# Lake Oconee Bass Tournament...fundraiser for Bay Creek ES Archery Team



## Calcium (Apr 2, 2009)

Below, you'll find information for a bass tournament on April 11th at Lake Oconee.  The tournament is a fund raiser for Bay Creek Elementary School's Archery Team in Loganville.  The Bay Creek Archery Team won state this year and has made it to the national competition in Louisville,KY on May 8th and 9th.  These 24 elementary school students are extremely excited about the competition, but need help funding the trip.  If you are interested in the bass tournament, please follow the directions on the flyer.

And, if you know anyone who may not see this post and may be interested in the tournament, please let them know.
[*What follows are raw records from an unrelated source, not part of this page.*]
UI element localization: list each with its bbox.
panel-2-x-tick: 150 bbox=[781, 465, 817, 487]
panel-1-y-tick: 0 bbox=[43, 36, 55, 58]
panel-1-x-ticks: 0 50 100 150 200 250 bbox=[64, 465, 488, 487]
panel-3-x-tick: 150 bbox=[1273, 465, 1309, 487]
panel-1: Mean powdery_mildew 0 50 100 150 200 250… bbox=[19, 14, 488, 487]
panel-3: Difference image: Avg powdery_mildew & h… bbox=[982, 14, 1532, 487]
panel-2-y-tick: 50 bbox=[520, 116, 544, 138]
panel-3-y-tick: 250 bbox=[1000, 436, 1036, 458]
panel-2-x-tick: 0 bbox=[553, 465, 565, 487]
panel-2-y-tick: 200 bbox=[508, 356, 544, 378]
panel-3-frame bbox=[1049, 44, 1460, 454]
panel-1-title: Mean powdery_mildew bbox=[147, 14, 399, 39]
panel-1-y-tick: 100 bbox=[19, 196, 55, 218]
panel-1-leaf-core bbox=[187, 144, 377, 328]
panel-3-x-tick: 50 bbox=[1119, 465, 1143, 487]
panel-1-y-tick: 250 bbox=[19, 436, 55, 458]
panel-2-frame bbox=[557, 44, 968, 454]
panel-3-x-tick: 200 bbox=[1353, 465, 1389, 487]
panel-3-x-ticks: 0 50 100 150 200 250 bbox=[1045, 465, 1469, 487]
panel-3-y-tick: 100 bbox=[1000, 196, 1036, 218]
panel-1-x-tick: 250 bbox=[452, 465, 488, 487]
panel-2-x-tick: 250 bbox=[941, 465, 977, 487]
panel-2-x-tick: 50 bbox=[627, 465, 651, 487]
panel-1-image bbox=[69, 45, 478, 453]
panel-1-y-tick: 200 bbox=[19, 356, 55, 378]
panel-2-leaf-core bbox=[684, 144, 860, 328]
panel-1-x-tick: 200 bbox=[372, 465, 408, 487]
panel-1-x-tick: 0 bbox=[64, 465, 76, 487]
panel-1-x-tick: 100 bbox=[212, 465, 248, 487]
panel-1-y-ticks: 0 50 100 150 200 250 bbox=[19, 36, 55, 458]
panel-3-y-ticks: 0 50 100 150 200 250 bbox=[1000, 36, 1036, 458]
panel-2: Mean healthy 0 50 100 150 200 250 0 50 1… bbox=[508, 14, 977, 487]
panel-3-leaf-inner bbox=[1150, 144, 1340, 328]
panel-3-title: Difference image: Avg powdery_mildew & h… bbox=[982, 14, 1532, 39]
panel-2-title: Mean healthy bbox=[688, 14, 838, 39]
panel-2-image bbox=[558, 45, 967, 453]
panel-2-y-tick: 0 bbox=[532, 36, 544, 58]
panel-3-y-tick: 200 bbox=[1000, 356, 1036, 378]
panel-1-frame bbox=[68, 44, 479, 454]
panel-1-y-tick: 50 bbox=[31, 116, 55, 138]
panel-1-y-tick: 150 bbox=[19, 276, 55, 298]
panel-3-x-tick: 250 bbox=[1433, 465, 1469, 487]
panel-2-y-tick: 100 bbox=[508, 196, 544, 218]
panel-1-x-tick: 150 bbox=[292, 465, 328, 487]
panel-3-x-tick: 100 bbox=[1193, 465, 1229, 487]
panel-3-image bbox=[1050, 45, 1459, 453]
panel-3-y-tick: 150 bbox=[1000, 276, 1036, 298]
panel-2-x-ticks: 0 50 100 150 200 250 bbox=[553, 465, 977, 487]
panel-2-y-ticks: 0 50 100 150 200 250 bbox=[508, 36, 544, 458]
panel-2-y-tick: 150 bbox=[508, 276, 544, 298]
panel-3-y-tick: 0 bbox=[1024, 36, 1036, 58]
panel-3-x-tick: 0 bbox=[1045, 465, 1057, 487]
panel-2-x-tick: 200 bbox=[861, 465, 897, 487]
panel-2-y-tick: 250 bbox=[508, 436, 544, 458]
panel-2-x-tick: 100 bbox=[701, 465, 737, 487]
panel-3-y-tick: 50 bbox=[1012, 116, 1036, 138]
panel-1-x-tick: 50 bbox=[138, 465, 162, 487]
Thank you for any support.

The information from the flyer is below:

*The proceeds from this tournament will be used to help send the 24 members of the Bay Creek Elementary School Archery Team to the NASP National Tournament in Louisville, Kentucky in May, 2009.  The team recently took 1st place at the NASP Georgia State Tournament in the elementary division and is looking forward to attending the Nationals.   

When: April 11, 2009
Where: Sugar Creek Marina on Lake Oconee
Time: Safe Light-3:00pm
Entry Fee: $100 per boat, $10 big fish pot (optional)
75% payback, 1 in 7 payout
Register at ramp, no pre-register
Cash only please
Contact Bobby Hyde for more info: 404-392-8354
1.	 Both competitors are required to wear fastened coast guard approved life vest anytime the combustion engine is running.
2.	Five fish limit.  Culling must begin once the sixth fish is caught.  Fish must be 14 inches.  All State and Federal rules and regulations must be adhered to.
3.	Tournament director decisions are final.*​


----------



## bigbass07 (Apr 2, 2009)

should have a pretty good turn out if its not snowing,seen mondays forcast. crazy aint it. the bass dont are gonna go crazy trying to spawn this year.


----------



## cuz1220 (Apr 8, 2009)

bump


----------